The syllogism for dietary and nutritional management is to get enough nutrients into the body to restore nutritional adequacy and balance, taking any chronic barriers to uptake and retention into consideration. The blend of nutrients must be tailored to the specific absorptive or utilization problems, e.g., compensatory fat-soluble vitamins in water-miscible forms with severe fat malabsorption, and extra doses of highly available iron with chronic blood loss. These can be delivered within a dietary context with supplements and fortified vehicles in nonacute conditions. Even nondietary routes have been devised as in the treatment of vitamin D deficiency due to Crohn's disease with tanning bed ultraviolet B radiation.
When accumulated undernutrition is dangerously advanced, absorptive barriers are especially severe, or nutrient losses are excessive more concerted nutritional intervention is required. Intensive therapy can be delivered by three routes: orally, with special diets supplemented by liquid formulas; ent-erally, with liquid formulas perfused by intragastric or intraintestinal feeding tubes; and parenterally, with intravenous formulas infused into peripheral or central veins. Up to 50% of patients on dialysis have protein-energy malnutrition, which may continue undetected. For end-stage renal patients, intra-dialytic alimentation (adding nutrients to the dialysis fluids) has been used to reduce nutrient loss. Each approach has its distinct costs, special potential, and limitations and risks, and has been explored and refined in the context of age, physiological status, and specific disease states or surgical indications.
Tailoring of nutrient delivery is required with both enteral and parenteral nutrition, depending upon the pathophysiology of the underlying conditions. Both hypo- and hypermetabolic states can occur; indirect calorimetry with metabolic carts is in vogue for prescribing energy delivery in intensive care. When pulmonary compromise is present, the balance among macronutrients is important to minimize carbon dioxide formation in metabolism.
Maintaining abundant amino acid supply promotes protein-sparing and prevents loss of lean tissue in catabolic states. Enrichment of enteral or parenteral regimens with branched-chain amino acids or keto-analog amino acids has been devised to compensate for the metabolic defects of nitrogen handling in hepatic or renal failure states. The objective of nutritional support in patients with liver failure is to provide adequate macronutrients to ensure the specific substrates for energy and protein synthesis and integrity of normal hepatic tissue function, without inducing or accentuating encephalopathy or otherwise aggravating hepatic insufficiency.
In juvenile cholestasis, large amounts of fat-soluble vitamin supplements and medium-chain triglycerides are usually required for optimum growth. With protracted secretory diarrheal diatheses, fluid and electrolyte balance may be the primary concern, followed by macro- and micronutrient nutriture, invoking the institution of parenteral feeding. Cancer cachexia is a major secondary consequence of disseminated neoplasms. It is tempting to prescribe aggressive nutritional support, but a caveat is that certain nutrients acting with certain neoplasms favor the tumor's growth and dissemination. To the extent that various forms of cachexia are partly driven by catabolic responses mediated by proinflammatory cytokines, antagonists directed at counteracting their action hold promise for retarding the nutrient-wasting in various forms of cachexia.
With intensive nutrition, there are risks and adverse consequences intertwined with the benefits. A variation of the refeeding syndrome, that is hyper-alimentation complications from excessive energy substrate perfusion or infusion, can produce hypo-phosphatemic and hypokalemic episodes.
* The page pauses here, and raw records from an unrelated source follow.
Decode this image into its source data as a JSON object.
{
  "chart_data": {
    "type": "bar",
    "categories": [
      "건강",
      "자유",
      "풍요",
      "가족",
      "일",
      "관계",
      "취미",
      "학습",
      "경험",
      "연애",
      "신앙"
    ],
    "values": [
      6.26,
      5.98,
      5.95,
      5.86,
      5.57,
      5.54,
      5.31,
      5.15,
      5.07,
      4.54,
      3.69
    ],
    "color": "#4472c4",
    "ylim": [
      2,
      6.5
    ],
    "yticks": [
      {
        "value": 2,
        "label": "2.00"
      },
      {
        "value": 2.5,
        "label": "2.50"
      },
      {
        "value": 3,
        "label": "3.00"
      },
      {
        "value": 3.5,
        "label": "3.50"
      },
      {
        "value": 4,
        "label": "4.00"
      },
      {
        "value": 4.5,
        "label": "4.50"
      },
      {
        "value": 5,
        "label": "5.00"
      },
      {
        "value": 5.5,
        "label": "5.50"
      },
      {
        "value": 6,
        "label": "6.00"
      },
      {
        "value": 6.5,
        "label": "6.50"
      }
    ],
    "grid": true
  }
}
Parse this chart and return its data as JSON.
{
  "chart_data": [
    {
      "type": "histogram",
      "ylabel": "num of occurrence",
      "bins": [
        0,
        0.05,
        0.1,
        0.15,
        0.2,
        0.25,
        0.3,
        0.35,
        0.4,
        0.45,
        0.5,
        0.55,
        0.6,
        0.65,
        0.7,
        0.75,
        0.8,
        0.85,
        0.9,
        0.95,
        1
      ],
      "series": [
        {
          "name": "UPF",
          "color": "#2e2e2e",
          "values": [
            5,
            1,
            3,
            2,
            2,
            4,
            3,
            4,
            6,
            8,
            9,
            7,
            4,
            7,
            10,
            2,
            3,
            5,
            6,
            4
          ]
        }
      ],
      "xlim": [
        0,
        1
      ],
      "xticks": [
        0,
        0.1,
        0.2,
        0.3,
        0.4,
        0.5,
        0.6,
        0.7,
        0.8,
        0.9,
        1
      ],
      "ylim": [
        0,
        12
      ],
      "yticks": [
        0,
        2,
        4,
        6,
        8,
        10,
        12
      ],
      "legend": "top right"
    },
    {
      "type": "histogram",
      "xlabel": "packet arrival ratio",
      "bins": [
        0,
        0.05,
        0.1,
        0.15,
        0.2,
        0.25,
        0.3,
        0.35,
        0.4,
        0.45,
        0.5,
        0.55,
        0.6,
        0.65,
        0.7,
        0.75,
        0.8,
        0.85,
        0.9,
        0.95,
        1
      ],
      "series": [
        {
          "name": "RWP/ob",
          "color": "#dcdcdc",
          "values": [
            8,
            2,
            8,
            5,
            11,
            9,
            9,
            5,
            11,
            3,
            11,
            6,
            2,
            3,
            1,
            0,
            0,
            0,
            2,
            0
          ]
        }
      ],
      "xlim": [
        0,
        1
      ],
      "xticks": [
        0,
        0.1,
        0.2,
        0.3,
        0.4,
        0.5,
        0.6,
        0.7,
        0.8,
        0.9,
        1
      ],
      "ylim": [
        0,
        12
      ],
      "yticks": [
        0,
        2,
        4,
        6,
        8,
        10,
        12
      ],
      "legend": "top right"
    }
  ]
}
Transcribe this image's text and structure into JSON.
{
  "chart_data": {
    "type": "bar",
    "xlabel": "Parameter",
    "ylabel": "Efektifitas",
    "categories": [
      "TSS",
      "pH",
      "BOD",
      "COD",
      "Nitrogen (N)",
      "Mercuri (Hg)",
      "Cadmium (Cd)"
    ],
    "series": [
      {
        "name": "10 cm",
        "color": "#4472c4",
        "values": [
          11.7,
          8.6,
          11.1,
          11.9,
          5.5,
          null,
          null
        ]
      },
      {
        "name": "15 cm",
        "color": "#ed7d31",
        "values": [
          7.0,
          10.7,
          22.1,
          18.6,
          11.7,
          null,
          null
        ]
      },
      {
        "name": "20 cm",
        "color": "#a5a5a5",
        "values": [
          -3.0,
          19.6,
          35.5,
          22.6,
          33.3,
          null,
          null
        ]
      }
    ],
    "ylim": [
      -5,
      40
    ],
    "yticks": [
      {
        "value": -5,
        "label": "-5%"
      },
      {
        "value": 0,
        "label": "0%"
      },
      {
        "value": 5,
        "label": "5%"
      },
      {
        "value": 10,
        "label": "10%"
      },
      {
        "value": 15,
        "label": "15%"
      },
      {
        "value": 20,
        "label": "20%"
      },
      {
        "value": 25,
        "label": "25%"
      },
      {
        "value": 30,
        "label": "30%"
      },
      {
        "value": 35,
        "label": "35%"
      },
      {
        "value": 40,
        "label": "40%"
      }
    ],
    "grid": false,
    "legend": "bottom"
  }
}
Improper formulation of fluids or liquids with micronutrients can cause deficiency or toxicity states in chronic nutritional support. The hazards of indwelling catheters are multiple, from phlebitis of the veins to sudden dislocation or migration. Fluid overload and sepsis are the most troubling complications of intravenous parenteral nutrition.
For tube-feeding enteral alimentation, tube placement is the crucial element. With nasal placement of the tube, there is a finite risk of respiratory tract inflammation and infection from aspiration of formula and secretions. In hospital, enteral nutrition is a risk factor for nosocomial pneumonia. An alternative site for long-term administration of tube-feeds is percutaneous placement of an intragastric feeding tube under endoscopic control.
Aggressive nutritional support, with its attendant expense and potential morbidity, in critically ill patients remains controversial. In terms of cost-benefit analysis, the use of the intensive formats of enteral artificial nutrition seems to be cost effective to reduce post-hip-fracture hospital stay in underweight women and for preoperative nutritional support, if carried out at home. Preoperative parenteral nutrition has been judged as prohibitively expensive for the small reduction in postoperative morbidity that it produces.